The band formed while Monks and his bandmates—keyboardist Graham Wright, guitarist Josh Hook, and drummer Greg Alsop—were in high school and, as Wright puts it, the band was just something fun to do on Friday nights. So when the boys graduated in 2005 and Monks and Alsop left for college while Wright and Hook entered the working world, it wasn’t a breakup in any traditional sense. It was more or less a pause from something that was never supposed to be all that serious.

But when the Club’s casual performance at Pop Montreal, a weeklong citywide music festival, went better than expected, fate intervened and one of their demos wound up in the hands of Toronto-based Paper Bag Records. By January, the band was reunited and signed, and just like that, Tokyo Police Club was legit.

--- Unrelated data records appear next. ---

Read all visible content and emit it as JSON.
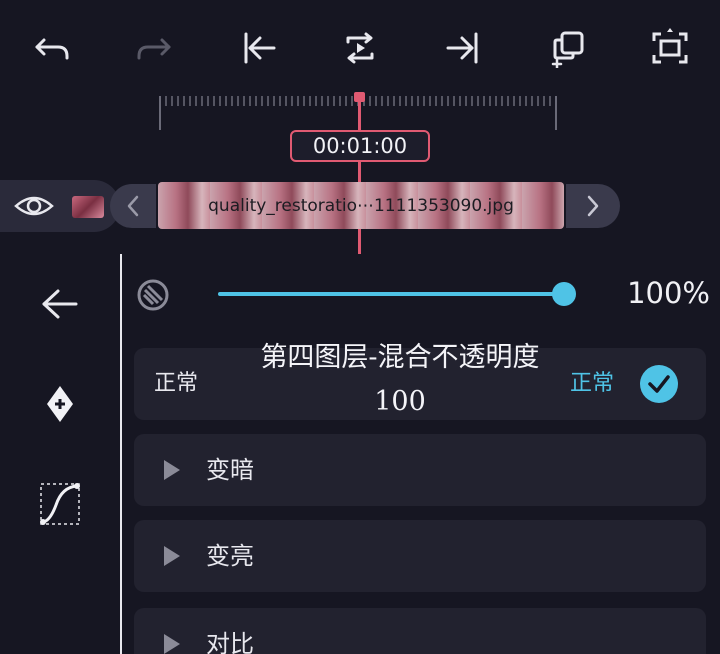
{
  "timeline": {
    "timecode": "00:01:00",
    "clip_name": "quality_restoratio⋯1111353090.jpg"
  },
  "toolbar": {
    "icons": [
      "undo-icon",
      "redo-icon",
      "jump-to-start-icon",
      "loop-play-icon",
      "jump-to-end-icon",
      "add-copy-icon",
      "fullscreen-icon"
    ]
  },
  "opacity": {
    "value_label": "100%",
    "level": 1.0
  },
  "overlay": {
    "title": "第四图层-混合不透明度",
    "value": "100"
  },
  "blend": {
    "normal_label": "正常",
    "normal_selected": "正常",
    "groups": [
      {
        "label": "变暗"
      },
      {
        "label": "变亮"
      },
      {
        "label": "对比"
      }
    ]
  },
  "colors": {
    "accent": "#4fc3e6",
    "playhead": "#e05a72",
    "background": "#161622",
    "row": "#22222f"
  }
}
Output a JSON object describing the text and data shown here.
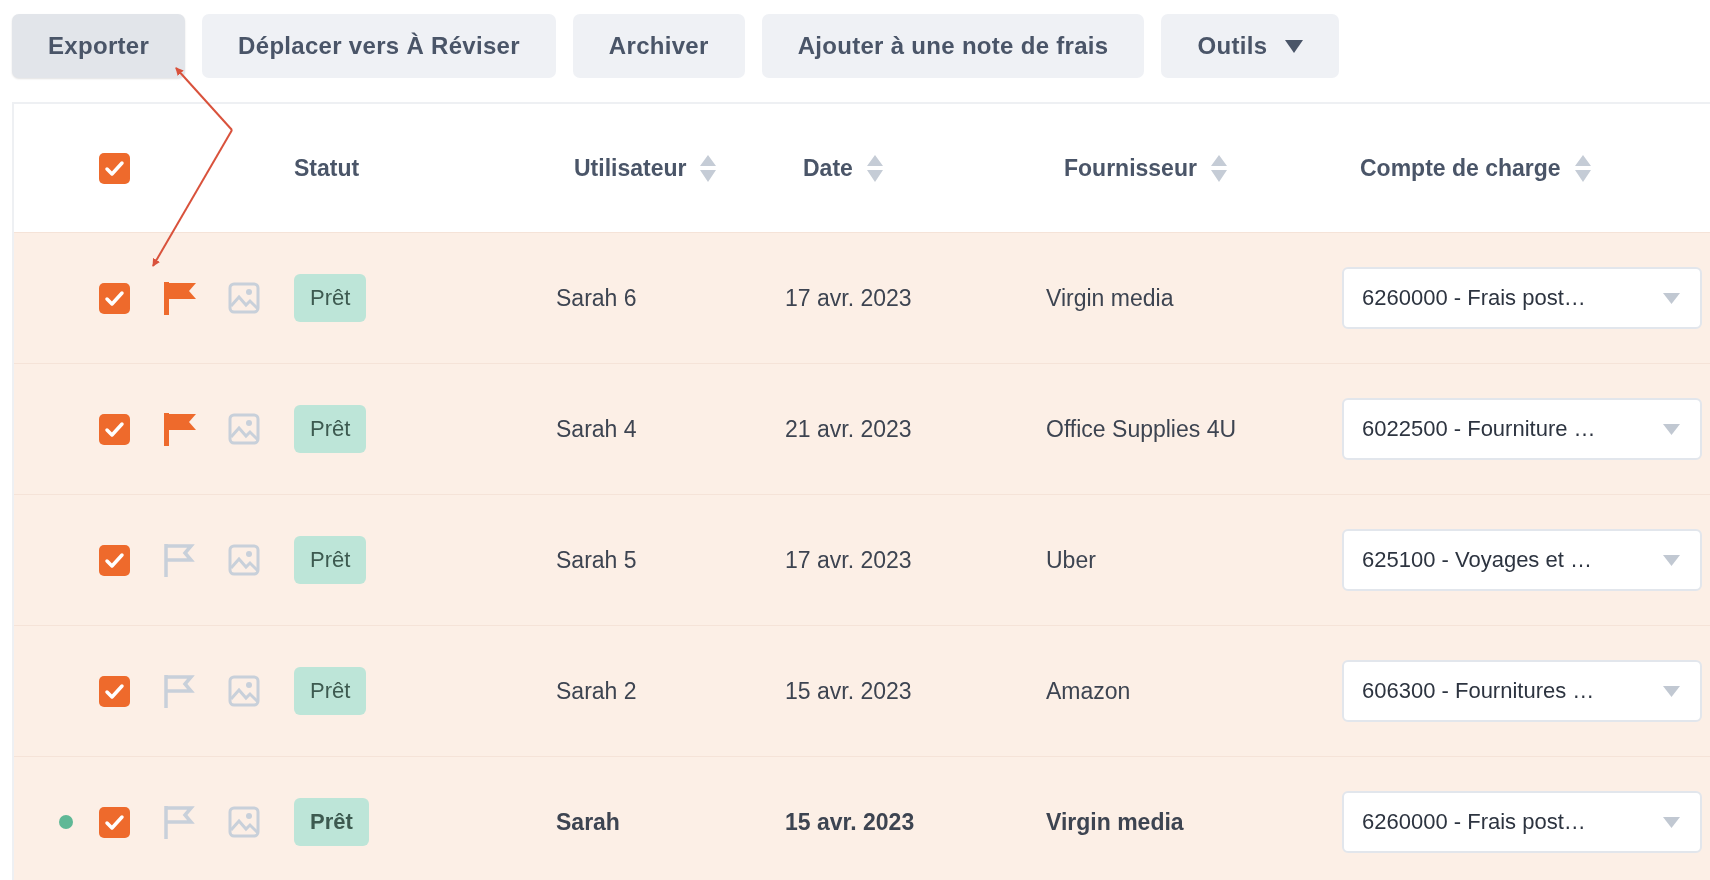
{
  "toolbar": {
    "buttons": [
      {
        "label": "Exporter",
        "kind": "button",
        "active": true
      },
      {
        "label": "Déplacer vers À Réviser",
        "kind": "button",
        "active": false
      },
      {
        "label": "Archiver",
        "kind": "button",
        "active": false
      },
      {
        "label": "Ajouter à une note de frais",
        "kind": "button",
        "active": false
      },
      {
        "label": "Outils",
        "kind": "dropdown",
        "active": false
      }
    ]
  },
  "table": {
    "select_all_checked": true,
    "columns": [
      {
        "label": "Statut",
        "sortable": false
      },
      {
        "label": "Utilisateur",
        "sortable": true
      },
      {
        "label": "Date",
        "sortable": true
      },
      {
        "label": "Fournisseur",
        "sortable": true
      },
      {
        "label": "Compte de charge",
        "sortable": true
      }
    ],
    "rows": [
      {
        "unread": false,
        "checked": true,
        "flagged": true,
        "status": "Prêt",
        "user": "Sarah 6",
        "date": "17 avr. 2023",
        "supplier": "Virgin media",
        "account": "6260000 - Frais post…"
      },
      {
        "unread": false,
        "checked": true,
        "flagged": true,
        "status": "Prêt",
        "user": "Sarah 4",
        "date": "21 avr. 2023",
        "supplier": "Office Supplies 4U",
        "account": "6022500 - Fourniture …"
      },
      {
        "unread": false,
        "checked": true,
        "flagged": false,
        "status": "Prêt",
        "user": "Sarah 5",
        "date": "17 avr. 2023",
        "supplier": "Uber",
        "account": "625100 - Voyages et …"
      },
      {
        "unread": false,
        "checked": true,
        "flagged": false,
        "status": "Prêt",
        "user": "Sarah 2",
        "date": "15 avr. 2023",
        "supplier": "Amazon",
        "account": "606300 - Fournitures …"
      },
      {
        "unread": true,
        "checked": true,
        "flagged": false,
        "status": "Prêt",
        "user": "Sarah",
        "date": "15 avr. 2023",
        "supplier": "Virgin media",
        "account": "6260000 - Frais post…"
      }
    ]
  }
}
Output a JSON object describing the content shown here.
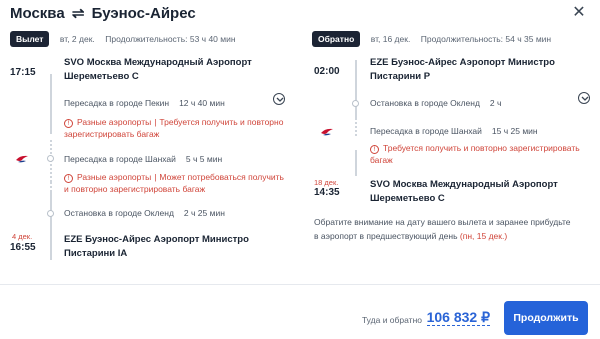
{
  "header": {
    "origin": "Москва",
    "swap_glyph": "⇌",
    "destination": "Буэнос-Айрес",
    "close_glyph": "✕"
  },
  "outbound": {
    "badge": "Вылет",
    "date": "вт, 2 дек.",
    "duration": "Продолжительность: 53 ч 40 мин",
    "departure_time": "17:15",
    "departure_airport": "SVO Москва Международный Аэропорт Шереметьево C",
    "transfer1": {
      "text": "Пересадка в городе Пекин",
      "duration": "12 ч 40 мин"
    },
    "warning1": {
      "a": "Разные аэропорты",
      "b": "Требуется получить и повторно зарегистрировать багаж"
    },
    "transfer2": {
      "text": "Пересадка в городе Шанхай",
      "duration": "5 ч 5 мин"
    },
    "warning2": {
      "a": "Разные аэропорты",
      "b": "Может потребоваться получить и повторно зарегистрировать багаж"
    },
    "stop": {
      "text": "Остановка в городе Окленд",
      "duration": "2 ч 25 мин"
    },
    "arrival_date": "4 дек.",
    "arrival_time": "16:55",
    "arrival_airport": "EZE Буэнос-Айрес Аэропорт Министро Пистарини IA"
  },
  "inbound": {
    "badge": "Обратно",
    "date": "вт, 16 дек.",
    "duration": "Продолжительность: 54 ч 35 мин",
    "departure_time": "02:00",
    "departure_airport": "EZE Буэнос-Айрес Аэропорт Министро Пистарини P",
    "stop": {
      "text": "Остановка в городе Окленд",
      "duration": "2 ч"
    },
    "transfer1": {
      "text": "Пересадка в городе Шанхай",
      "duration": "15 ч 25 мин"
    },
    "warning1": {
      "b": "Требуется получить и повторно зарегистрировать багаж"
    },
    "arrival_date": "18 дек.",
    "arrival_time": "14:35",
    "arrival_airport": "SVO Москва Международный Аэропорт Шереметьево C",
    "notice": "Обратите внимание на дату вашего вылета и заранее прибудьте в аэропорт в предшествующий день",
    "notice_highlight": "(пн, 15 дек.)"
  },
  "footer": {
    "price_label": "Туда и обратно",
    "price": "106 832 ₽",
    "continue_label": "Продолжить"
  },
  "icons": {
    "airline_logo": "china-eastern-logo",
    "chevron": "chevron-down-icon",
    "warning": "warning-icon"
  },
  "colors": {
    "accent": "#2563d9",
    "warning": "#d0453a",
    "badge_bg": "#1c2434"
  }
}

Spending three days and $2,000 in the studio, A Lesson in Crime was soon sent to just about every member of the music press and industry, and despite the fact that the EP was only meant to be released in Canada, what followed was a reception nothing short of ecstatic. Even without a proper stateside release, Crime’s popularity was enough to land T.P.C. spots at U.S. festivals like Coachella, Sasquatch!, and Lollapalooza, not to mention plenty of European dates and even a headlining tour.

“I think the only way to go about being in a band,” says Monks, “is to enjoy it while it lasts and give it your best shot knowing you can’t really count on it that much. I’ll do this for as long as I can and if that brings me to 45, then that’s cool. If that takes me to six weeks, then that’s fine too.”

But at the very least, this accidental success should carry Monks and the others all the way to their highly anticipated full-length debut, targeted for a February 2008 release on Saddle Creek Records.

“We’ve matured as people, and because we’ve played 200 shows since we wrote the EP, we’ve matured as musicians,” says Wright, 20. “When you make your follow-up, you have to turn off your brain, because it’s really easy to get caught up in this idea of having to mature. Eventually we stopped thinking about it and just wrote songs. If you like it and it excites you, then that’s all you can look for.”
Citizens of tomorrow, consider yourselves forewarned.